Michalski hired an independent private environmental firm, GZA GeoEnvironmental Inc., to inspect the building. In November 2004, his worst fears were confirmed. "All but three occupied units have mold levels that may pose a health risk to tenants," GZA concluded.


Only three units had levels of mold that considered were safe; the others needed to be evacuated immediately. Michalski delivered the bad news to his tenants. He said he did not charge anyone rent for December and returned their security deposits. Michalski contacted the South Milwaukee Health Department, asking that it also inspect the building. The department deferred to the state's Bureau of Environmental Health, an agency that has far more expertise in investigating mold problems.


Mark Chamberlain, an environmental health specialist with the bureau, inspected the building and reported in January that he found evidence of "long-term water intrusion and damage." He said some of the problems were caused by leaky plumbing, while others were caused by poor construction practices.

"The damage is so widespread that I recommend an architect or structural engineer evaluate the ability of the rafters to support the roof," Chamberlain reported.  One of the most damaging documents found by Michalski's lawyer was a fire inspection report from January 1994 that revealed eight code violations. Among the violations noted were the large amount of condensation and moisture that resulted in mold and mildew along floors and walls, around exterior windows and doors and in the carpeting. The report also noted that attic insulation blocked the vents and that bathroom fans vented to the attic rather than the exterior of the building.

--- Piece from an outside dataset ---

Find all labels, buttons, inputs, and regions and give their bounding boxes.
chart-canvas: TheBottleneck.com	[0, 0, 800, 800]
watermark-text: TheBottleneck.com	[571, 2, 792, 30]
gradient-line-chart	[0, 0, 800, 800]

Michalski relied on the seller?s disclosure statements and real estate listing as legal and factual. LaFleur, the lawyer for Zeni and Bennett, said Michalski should have had the building inspected before closing on the property. Michalski counters that several inspection times were postponed and canceled by Zeni and Bennett until just days before the closing on Oct. 29, 2003. He saw only a couple of the units, Michalski said, and paint and other camouflaged, stop-gap repairs covered exterior damage.  The City of South Milwaukee does not require that properties be inspected for code compliance prior to sales, according to City Assessor Dan Walker.

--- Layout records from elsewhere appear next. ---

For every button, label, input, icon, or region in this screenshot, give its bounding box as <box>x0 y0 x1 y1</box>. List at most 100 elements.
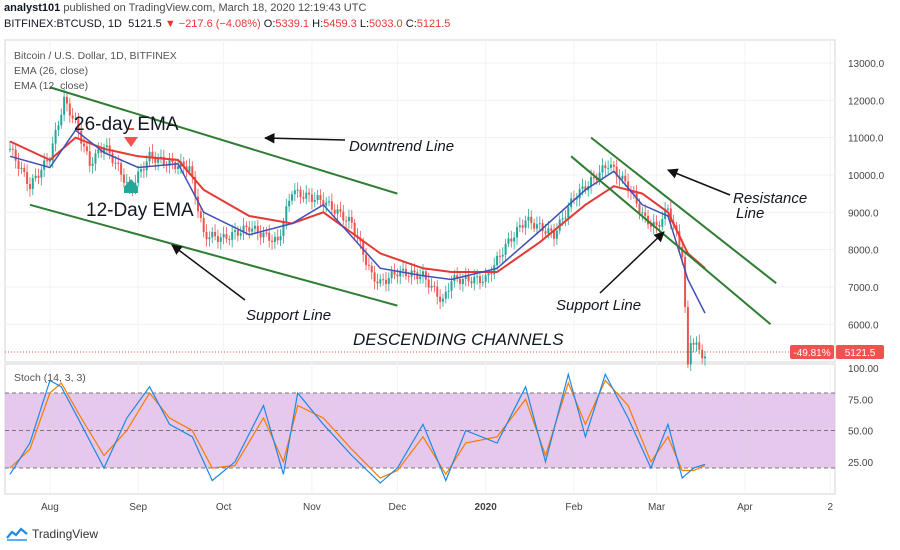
candle-body <box>40 169 43 178</box>
x-tick-label: Mar <box>648 502 666 513</box>
candle-body <box>188 166 191 172</box>
candle-body <box>122 174 125 183</box>
candle-body <box>273 236 276 242</box>
candle-body <box>427 279 430 288</box>
tradingview-logo-icon <box>6 527 28 541</box>
candle-body <box>399 270 402 277</box>
candle-body <box>490 273 493 275</box>
candle-body <box>430 285 433 288</box>
candle-body <box>510 238 513 242</box>
candle-body <box>85 146 88 152</box>
candle-body <box>524 220 527 228</box>
candle-body <box>168 160 171 166</box>
candle-body <box>245 225 248 228</box>
candle-body <box>478 276 481 283</box>
candle-body <box>23 167 26 172</box>
candle-body <box>208 237 211 240</box>
price-change: −217.6 (−4.08%) <box>178 18 261 30</box>
candle-body <box>319 195 322 201</box>
candle-body <box>433 285 436 287</box>
candle-body <box>470 281 473 284</box>
candle-body <box>43 160 46 170</box>
tradingview-brand[interactable]: TradingView <box>6 527 98 541</box>
candle-body <box>601 165 604 173</box>
candle-body <box>88 151 91 166</box>
annotation-arrows <box>124 128 731 301</box>
candle-body <box>20 167 23 169</box>
candle-body <box>592 177 595 179</box>
candle-body <box>701 349 704 359</box>
trend-line <box>570 155 772 326</box>
candle-body <box>513 237 516 242</box>
candle-body <box>316 195 319 200</box>
price-badge: -49.81% 5121.5 <box>790 345 884 359</box>
candle-body <box>518 225 521 228</box>
candle-body <box>222 234 225 238</box>
candle-body <box>621 175 624 180</box>
candle-body <box>77 118 80 131</box>
close-value: 5121.5 <box>416 18 451 30</box>
candle-body <box>248 227 251 232</box>
candle-body <box>553 230 556 239</box>
resistance-label-line: Line <box>736 205 764 222</box>
stoch-tick-label: 75.00 <box>848 395 873 406</box>
candle-body <box>638 203 641 213</box>
candles <box>9 89 706 371</box>
candle-body <box>704 356 706 359</box>
x-tick-label: 2020 <box>475 502 498 513</box>
candle-body <box>444 291 447 299</box>
symbol-text: BITFINEX:BTCUSD, 1D <box>4 18 122 30</box>
candle-body <box>262 232 265 238</box>
candle-body <box>661 219 664 227</box>
candle-body <box>484 275 487 282</box>
candle-body <box>57 125 60 130</box>
candle-body <box>111 153 114 164</box>
ema12-annotation: 12-Day EMA <box>86 200 194 221</box>
price-pane[interactable] <box>4 39 836 363</box>
candle-body <box>535 224 538 229</box>
ema26-marker-stem <box>128 128 134 130</box>
y-tick-label: 11000.0 <box>848 134 884 145</box>
candle-body <box>253 225 256 229</box>
candle-body <box>328 201 331 203</box>
trend-line <box>49 86 398 195</box>
ema26-annotation: 26-day EMA <box>74 114 179 135</box>
candle-body <box>698 342 701 350</box>
y-tick-label: 13000.0 <box>848 59 885 70</box>
candle-body <box>268 232 271 241</box>
candle-body <box>496 255 499 266</box>
candle-body <box>473 276 476 284</box>
candle-body <box>80 130 83 144</box>
chart-title: Bitcoin / U.S. Dollar, 1D, BITFINEX <box>14 50 177 62</box>
candle-body <box>231 231 234 240</box>
candle-body <box>196 196 199 212</box>
candle-body <box>345 220 348 222</box>
publisher-name[interactable]: analyst101 <box>4 2 61 14</box>
candle-body <box>151 151 154 159</box>
candle-body <box>162 156 165 165</box>
candle-body <box>125 181 128 183</box>
candle-body <box>308 192 311 195</box>
publish-line: analyst101 published on TradingView.com,… <box>4 2 366 14</box>
candle-body <box>145 161 148 171</box>
candle-body <box>242 225 245 234</box>
x-tick-label: Nov <box>303 502 321 513</box>
candle-body <box>422 271 425 277</box>
axes: 13000.0 12000.0 11000.0 10000.0 9000.0 8000.0… <box>41 59 885 513</box>
price-pct: -49.81% <box>793 348 830 359</box>
candle-body <box>459 278 462 284</box>
candle-body <box>644 212 647 216</box>
stoch-k-line <box>9 371 706 484</box>
legend-ema12: EMA (12, close) <box>14 80 89 92</box>
candle-body <box>615 166 618 177</box>
candle-body <box>461 278 464 284</box>
candle-body <box>436 286 439 297</box>
candle-body <box>501 254 504 257</box>
candle-body <box>171 160 174 163</box>
candle-body <box>276 236 279 241</box>
candle-body <box>376 281 379 284</box>
candle-body <box>632 192 635 194</box>
candle-body <box>325 202 328 206</box>
candle-body <box>450 281 453 291</box>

South Milwaukee Building Inspector Jac Zader acknowledged that he met recently with Michalski but said he did not intend to issue a condemnation order for the building because he believes the damage could be repaired for less than the estimates. The law, he said, allows for the demolition if repairs exceed half the value of a property.

Unfortunately, the government has neglected to establish any guidelines for indoor air quality standards with toxigenic mold, making it very difficult to protect the public from this national health crisis.  This stems from refuting liability from public buildings, low-income housing, and health concerns.  The only instances where the government appears to be concerned are limited to high-level public official?s dwellings such as congressional residences, further angering innocent tax paying citizens nationwide.